His face fell, guilt stabbing through me.

“Not because of you,” I added quickly. “But because I think I need to sit with the trees for a while.”
He nodded, understanding.

He drew me into one more tight embrace, as if afraid I might disappear into the wind. His hand cupped my face, warm and steady. Leaning in, I breathed in rosemary and salt, grounding myself in him one last time.

“Come back when you are ready,” he said. “And stay safe.”

He let me go. I missed the warmth instantly.

I looked into his eyes and smiled. “I will always come back if you keep holding me like that.”

“Then I will never fear losing you,” he said. “Not if you were made for my arms.”

He stood and offered his hand.
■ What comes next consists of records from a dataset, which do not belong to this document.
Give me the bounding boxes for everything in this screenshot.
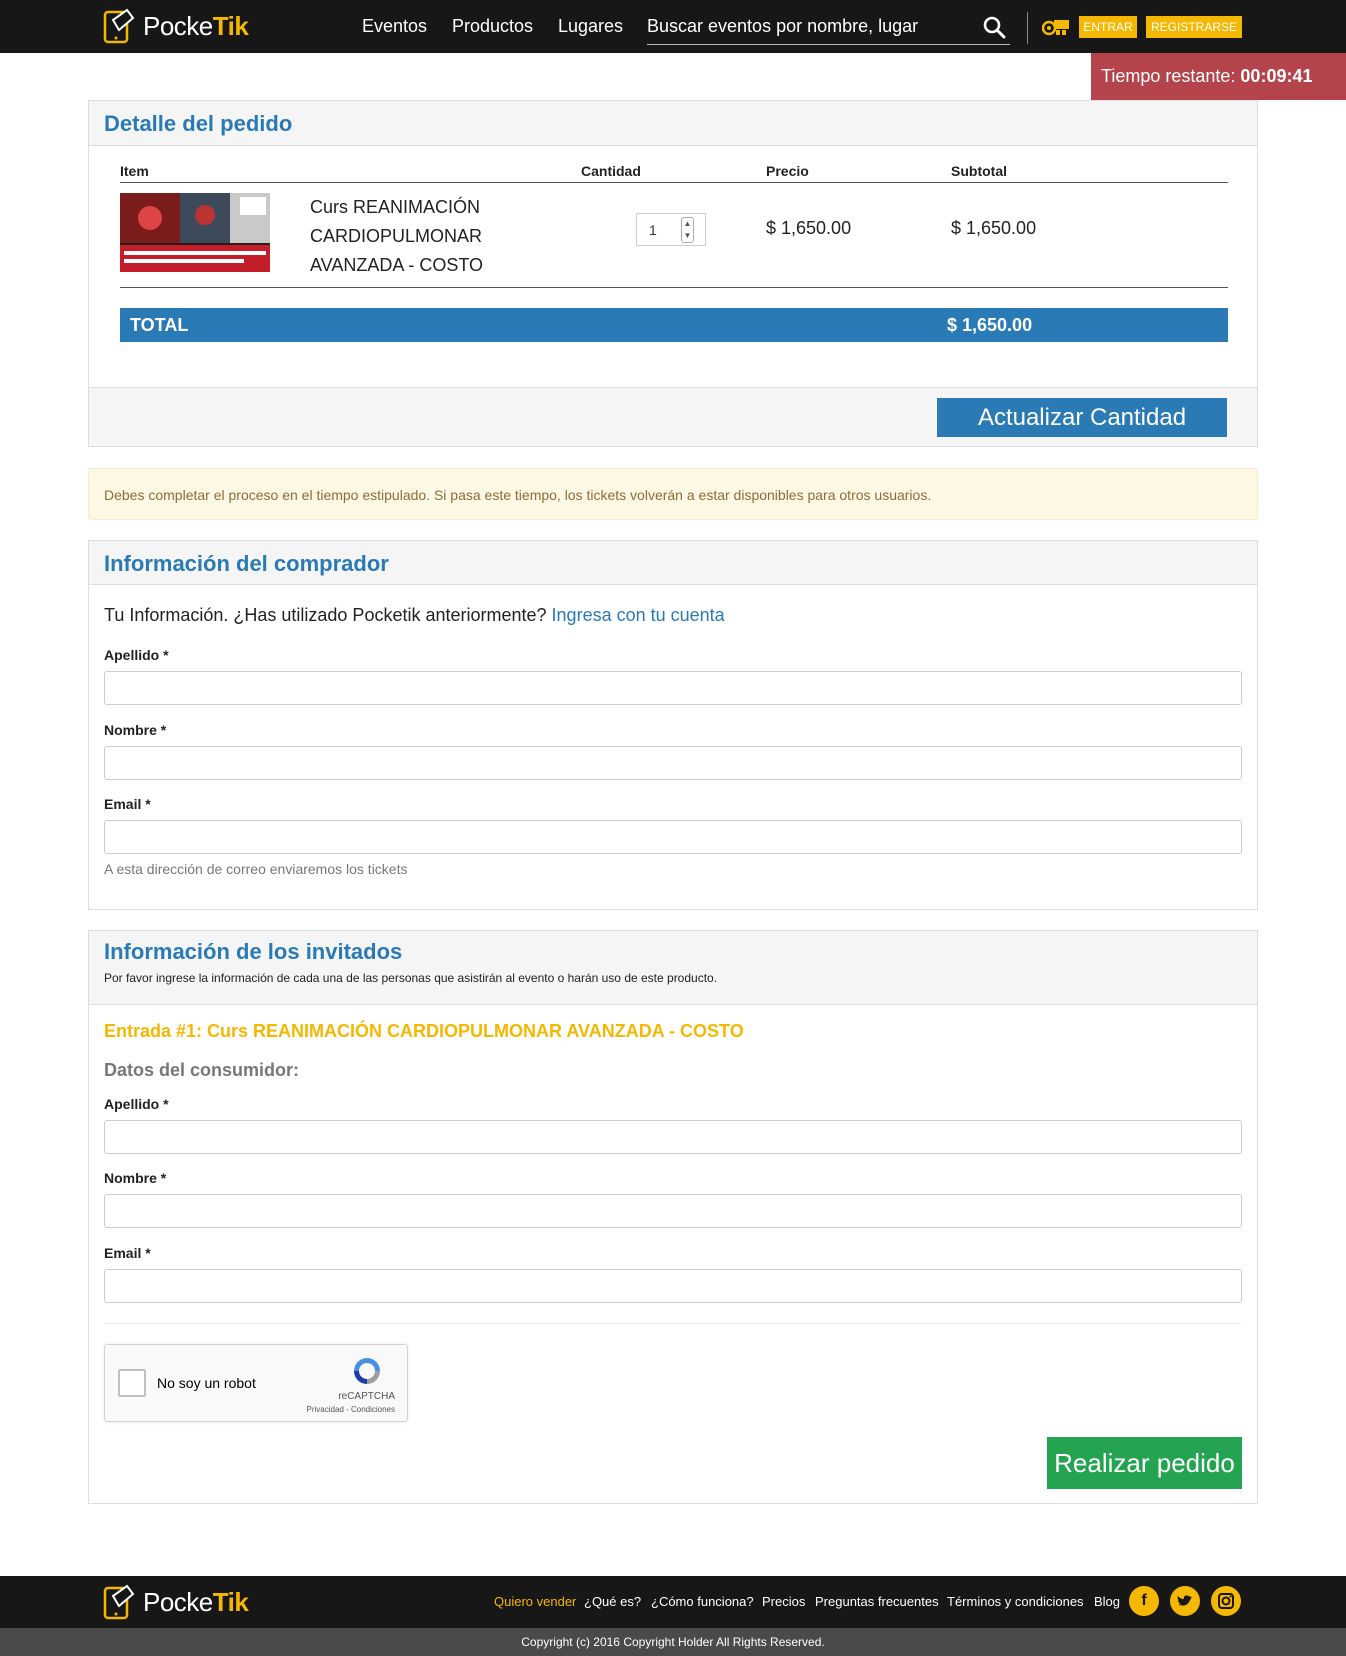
timer-label: Tiempo restante: xyxy=(1101,66,1236,86)
order-table-header: Item Cantidad Precio Subtotal xyxy=(120,161,1228,183)
nav-productos[interactable]: Productos xyxy=(452,16,533,37)
brand-logo[interactable]: PockeTik xyxy=(103,8,249,44)
decrement-icon[interactable]: ▼ xyxy=(682,230,693,242)
order-item-row: Curs REANIMACIÓN CARDIOPULMONAR AVANZADA… xyxy=(120,183,1228,288)
total-value: $ 1,650.00 xyxy=(947,315,1033,335)
place-order-button[interactable]: Realizar pedido xyxy=(1047,1437,1242,1489)
nav-divider xyxy=(1027,12,1028,44)
recaptcha-icon xyxy=(354,1358,380,1384)
footer-logo-icon xyxy=(103,1584,135,1620)
recaptcha-widget: No soy un robot reCAPTCHA Privacidad - C… xyxy=(104,1344,408,1422)
top-navbar: PockeTik Eventos Productos Lugares ENTRA… xyxy=(0,0,1346,53)
instagram-icon[interactable] xyxy=(1211,1586,1241,1616)
consumer-title: Datos del consumidor: xyxy=(104,1060,300,1080)
guests-info-title: Información de los invitados xyxy=(104,939,403,964)
recaptcha-label: No soy un robot xyxy=(157,1375,256,1391)
email-help-text: A esta dirección de correo enviaremos lo… xyxy=(104,861,408,877)
item-subtotal: $ 1,650.00 xyxy=(951,218,1037,238)
order-detail-footer: Actualizar Cantidad xyxy=(89,387,1257,446)
recaptcha-links[interactable]: Privacidad - Condiciones xyxy=(307,1405,396,1414)
guest-email-input[interactable] xyxy=(104,1269,1242,1303)
buyer-info-panel: Información del comprador Tu Información… xyxy=(88,540,1258,910)
buyer-info-title: Información del comprador xyxy=(104,551,389,576)
item-name: Curs REANIMACIÓN CARDIOPULMONAR AVANZADA… xyxy=(310,197,484,275)
guest-last-name-label: Apellido * xyxy=(104,1096,169,1112)
quantity-value: 1 xyxy=(649,222,657,238)
buyer-email-input[interactable] xyxy=(104,820,1242,854)
footer: PockeTik Quiero vender ¿Qué es? ¿Cómo fu… xyxy=(0,1576,1346,1628)
nav-lugares[interactable]: Lugares xyxy=(558,16,623,37)
increment-icon[interactable]: ▲ xyxy=(682,218,693,230)
search-input[interactable] xyxy=(647,10,967,42)
search-icon[interactable] xyxy=(982,15,1006,39)
guest-first-name-input[interactable] xyxy=(104,1194,1242,1228)
col-item: Item xyxy=(120,163,149,179)
footer-link-sell[interactable]: Quiero vender xyxy=(494,1594,576,1609)
footer-link-blog[interactable]: Blog xyxy=(1094,1594,1120,1609)
order-detail-title: Detalle del pedido xyxy=(104,111,293,136)
footer-logo[interactable]: PockeTik xyxy=(103,1584,249,1620)
login-link[interactable]: Ingresa con tu cuenta xyxy=(552,605,725,625)
facebook-icon[interactable]: f xyxy=(1129,1586,1159,1616)
buyer-info-header: Información del comprador xyxy=(89,541,1257,585)
twitter-icon[interactable] xyxy=(1170,1586,1200,1616)
total-label: TOTAL xyxy=(130,315,189,335)
time-remaining: Tiempo restante: 00:09:41 xyxy=(1091,53,1346,100)
buyer-last-name-label: Apellido * xyxy=(104,647,169,663)
order-detail-panel: Detalle del pedido Item Cantidad Precio … xyxy=(88,100,1258,447)
buyer-first-name-label: Nombre * xyxy=(104,722,167,738)
order-detail-header: Detalle del pedido xyxy=(89,101,1257,146)
buyer-email-label: Email * xyxy=(104,796,151,812)
item-price: $ 1,650.00 xyxy=(766,218,852,238)
buyer-last-name-input[interactable] xyxy=(104,671,1242,705)
section-divider xyxy=(104,1323,1242,1324)
login-button[interactable]: ENTRAR xyxy=(1079,16,1137,38)
quantity-stepper[interactable]: 1 ▲ ▼ xyxy=(636,213,706,246)
search-box xyxy=(647,10,1010,45)
footer-link-terms[interactable]: Términos y condiciones xyxy=(947,1594,1084,1609)
register-button[interactable]: REGISTRARSE xyxy=(1146,16,1242,38)
guests-info-subtitle: Por favor ingrese la información de cada… xyxy=(104,971,718,985)
guests-info-header: Información de los invitados Por favor i… xyxy=(89,931,1257,1005)
col-quantity: Cantidad xyxy=(581,163,641,179)
recaptcha-checkbox[interactable] xyxy=(118,1369,146,1397)
guest-first-name-label: Nombre * xyxy=(104,1170,167,1186)
buyer-intro-text: Tu Información. ¿Has utilizado Pocketik … xyxy=(104,605,547,625)
recaptcha-brand: reCAPTCHA xyxy=(338,1391,395,1402)
timer-value: 00:09:41 xyxy=(1240,66,1313,86)
col-price: Precio xyxy=(766,163,809,179)
total-bar: TOTAL $ 1,650.00 xyxy=(120,308,1228,342)
guests-info-panel: Información de los invitados Por favor i… xyxy=(88,930,1258,1504)
guest-email-label: Email * xyxy=(104,1245,151,1261)
buyer-intro: Tu Información. ¿Has utilizado Pocketik … xyxy=(104,605,725,626)
footer-link-faq[interactable]: Preguntas frecuentes xyxy=(815,1594,939,1609)
entry-title: Entrada #1: Curs REANIMACIÓN CARDIOPULMO… xyxy=(104,1021,744,1041)
nav-eventos[interactable]: Eventos xyxy=(362,16,427,37)
guest-last-name-input[interactable] xyxy=(104,1120,1242,1154)
update-quantity-button[interactable]: Actualizar Cantidad xyxy=(937,398,1227,437)
footer-link-prices[interactable]: Precios xyxy=(762,1594,805,1609)
footer-link-how[interactable]: ¿Cómo funciona? xyxy=(651,1594,754,1609)
quantity-spinner[interactable]: ▲ ▼ xyxy=(681,217,694,243)
copyright: Copyright (c) 2016 Copyright Holder All … xyxy=(0,1628,1346,1656)
event-thumbnail[interactable] xyxy=(120,193,270,272)
col-subtotal: Subtotal xyxy=(951,163,1007,179)
footer-link-what[interactable]: ¿Qué es? xyxy=(584,1594,641,1609)
time-limit-alert: Debes completar el proceso en el tiempo … xyxy=(88,468,1258,520)
logo-icon xyxy=(103,8,135,44)
buyer-first-name-input[interactable] xyxy=(104,746,1242,780)
tickets-icon[interactable] xyxy=(1042,16,1070,38)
I took it.
A low hum moved through the forest, as if it were accepting something I had not yet accepted myself.

I walked into the trees.
They hummed in a chorus that curled around me.

I went until it was just me, the trees, and the stars.

I approached the largest tree in the grove and sat at its base. I focused on the air around me, how it swirled and followed me.

I sat there, breathing, listening, until I heard it—a deep, vibrating voice.

“Hello, Skyborn.”
Its sound was more song than speech.

I stood quickly. “Who is there?”

“Skyborn,” the voice sang, “you have been trying to speak to us for days. Would you like to speak now?”

“What is different now from any other time?” I asked. Had they ignored me this whole time?

“You have accepted fate into your life,” the voice hummed.

I thought of collapsing into Oliver’s arms. “That? You needed me to collapse into my emotions?”

“The magic that breathes through Celentra is controlled through emotion. Humans created the words, but emotion is what allows magic to flow. We needed to feel your magic before we could share our secrets.”

“So you felt my magic. What now?” I asked, feeling ridiculous for talking to trees.

A braided bed of leaves descended gently from the canopy.

“Let us tell you a story.”

It looked impossibly soft.
I climbed into it and lay down.

The bed lifted smoothly, carrying me into the sky.